SELECT a.building_id, a.height, a.location, b.year_built
FROM df1 a
LEFT JOIN df2 b on a.building_id=b.building_id""").collect()
shape: (3, 4)
┌─────────────┬────────┬──────────┬────────────┐
│ building_id ┆ height ┆ location ┆ year_built │
│ --- ┆ --- ┆ --- ┆ --- │
│ i64 ┆ i64 ┆ str ┆ i64 │
╞═════════════╪════════╪══════════╪════════════╡
│ 1 ┆ 10 ┆ A ┆ null │
│ 2 ┆ 20 ┆ B ┆ 2000 │
│ 3 ┆ 30 ┆ C ┆ 2010 │
└─────────────┴────────┴──────────┴────────────┘
Alternative 2 (hacky stuff that makes the non-working code into working code)
def alias(df: pl.DataFrame, prepend: str) -> pl.DataFrame:
return df.with_columns(**{f"{prepend}.{old}": old for old in df.columns})
orig_select = pl.DataFrame.select
def my_select(df: pl.DataFrame, *exprs, **more_exprs) -> pl.DataFrame:
res = orig_select(df, *exprs, **more_exprs)
res.columns = [col.split(".", maxsplit=1)[-1] for col in res.columns]
return res
pl.DataFrame.alias = alias
pl.DataFrame.select = my_select
df1.alias("a").join(df2.alias("b"), on="building_id", how="left").select(
"a.building_id", "a.height", "a.location", "b.year_built"
)
shape: (3, 4)
┌─────────────┬────────┬──────────┬────────────┐
│ building_id ┆ height ┆ location ┆ year_built │
│ --- ┆ --- ┆ --- ┆ --- │
│ i64 ┆ i64 ┆ str ┆ i64 │
╞═════════════╪════════╪══════════╪════════════╡
│ 1 ┆ 10 ┆ A ┆ null │
│ 2 ┆ 20 ┆ B ┆ 2000 │
│ 3 ┆ 30 ┆ C ┆ 2010 │
└─────────────┴────────┴──────────┴────────────┘
We create a function called alias which will make a new column with your alias prepended to all the columns. My first instinct was to rename them but your join uses the original name not the new names so I needed to keep the original name available. Of course, we monkey patch that to pl.DataFrame so you can use it from your df. BUT WAIT, there's more, we monkey patch our own select method into pl.DataFrame which uses the real select but it also renames the columns to take away the "a." and "b." (or "*.").

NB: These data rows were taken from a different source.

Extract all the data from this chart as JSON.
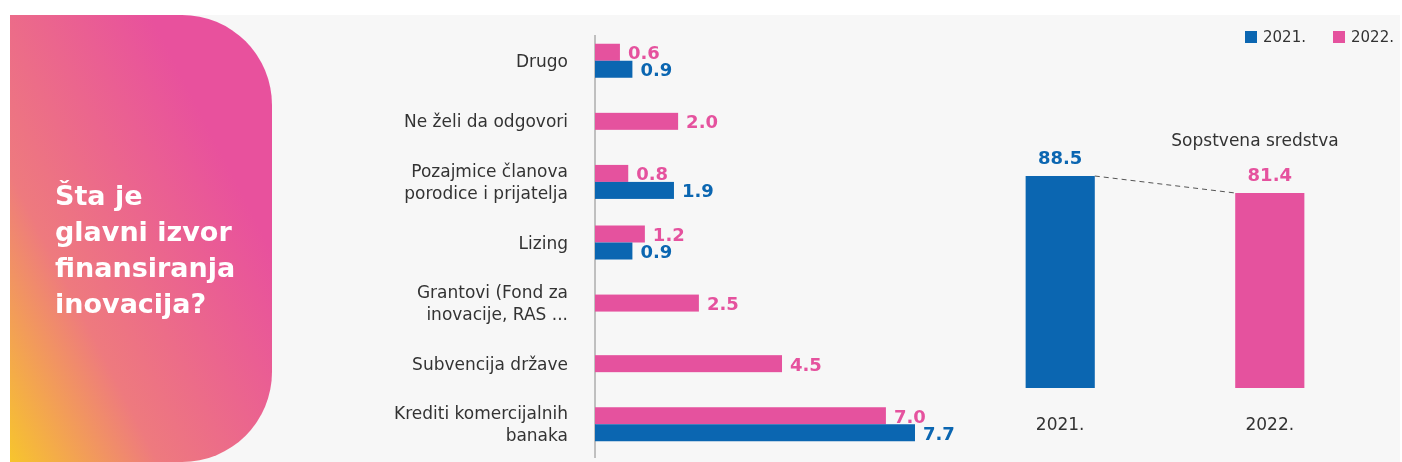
{
  "chart_data": [
    {
      "type": "bar",
      "orientation": "horizontal",
      "title": "Šta je glavni izvor finansiranja inovacija?",
      "categories": [
        "Drugo",
        "Ne želi da odgovori",
        "Pozajmice članova porodice i prijatelja",
        "Lizing",
        "Grantovi (Fond za inovacije, RAS ...",
        "Subvencija države",
        "Krediti komercijalnih banaka"
      ],
      "series": [
        {
          "name": "2022.",
          "color": "#e5529e",
          "values": [
            0.6,
            2.0,
            0.8,
            1.2,
            2.5,
            4.5,
            7.0
          ],
          "value_labels": [
            "0.6",
            "2.0",
            "0.8",
            "1.2",
            "2.5",
            "4.5",
            "7.0"
          ]
        },
        {
          "name": "2021.",
          "color": "#0b66b1",
          "values": [
            0.9,
            null,
            1.9,
            0.9,
            null,
            null,
            7.7
          ],
          "value_labels": [
            "0.9",
            null,
            "1.9",
            "0.9",
            null,
            null,
            "7.7"
          ]
        }
      ],
      "tick_labels": "y",
      "legend": "top right"
    },
    {
      "type": "bar",
      "title": "Sopstvena sredstva",
      "categories": [
        "2021.",
        "2022."
      ],
      "values": [
        88.5,
        81.4
      ],
      "colors": [
        "#0b66b1",
        "#e5529e"
      ],
      "data_labels": true,
      "tick_labels": "x"
    }
  ]
}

Alternative 3 (not sql, not too hacky)
Assuming you don't like sql and don't like hacks, another idea would be to make your own join wrapper that does all of the above steps in one function something like this:
from typing import Sequence
from polars._typing import JoinStrategy, JoinValidation, MaintainOrderJoin
def cust_join(
df1_alias: tuple[pl.DataFrame, str],
df2_alias: tuple[pl.DataFrame, str],
*,
on: str | pl.Expr | Sequence[str | pl.Expr] | None = None,
how: JoinStrategy = "inner",
left_on: str | pl.Expr | Sequence[str | pl.Expr] | None = None,
right_on: str | pl.Expr | Sequence[str | pl.Expr] | None = None,
suffix: str = "_right",
validate: JoinValidation = "m:m",
nulls_equal: bool = False,
coalesce: bool | None = None,
maintain_order: MaintainOrderJoin | None = None,
select: list[pl.Expr | str],
):
df1 = df1_alias[0].with_columns(
**{f"{df1_alias[1]}.{old}": old for old in df1_alias[0].columns}
)
df2 = df2_alias[0].with_columns(
**{f"{df2_alias[1]}.{old}": old for old in df2_alias[0].columns}
)
joined = df1.join(
df2,
on=on,
how=how,
left_on=left_on,
right_on=right_on,
suffix=suffix,
validate=validate,
nulls_equal=nulls_equal,
coalesce=coalesce,
maintain_order=maintain_order
)
res = joined.select(*select)
res.columns = [col.split(".", maxsplit=1)[-1] for col in res.columns]
return res
cust_join(
(df1,"a"),
(df2,"b"),
on="building_id",
how="left",
select=["a.building_id", "a.height", "a.location", "b.year_built"],
)
shape: (3, 4)
┌─────────────┬────────┬──────────┬────────────┐
│ building_id ┆ height ┆ location ┆ year_built │
│ --- ┆ --- ┆ --- ┆ --- │
│ i64 ┆ i64 ┆ str ┆ i64 │
╞═════════════╪════════╪══════════╪════════════╡
│ 1 ┆ 10 ┆ A ┆ null │
│ 2 ┆ 20 ┆ B ┆ 2000 │
│ 3 ┆ 30 ┆ C ┆ 2010 │
└─────────────┴────────┴──────────┴────────────┘
Most of the signature is just copy-paste from the real join source code. I made the df1 and df2 inputs a tuple with the alias so that the autoformatter doesn't put the alias on its own line.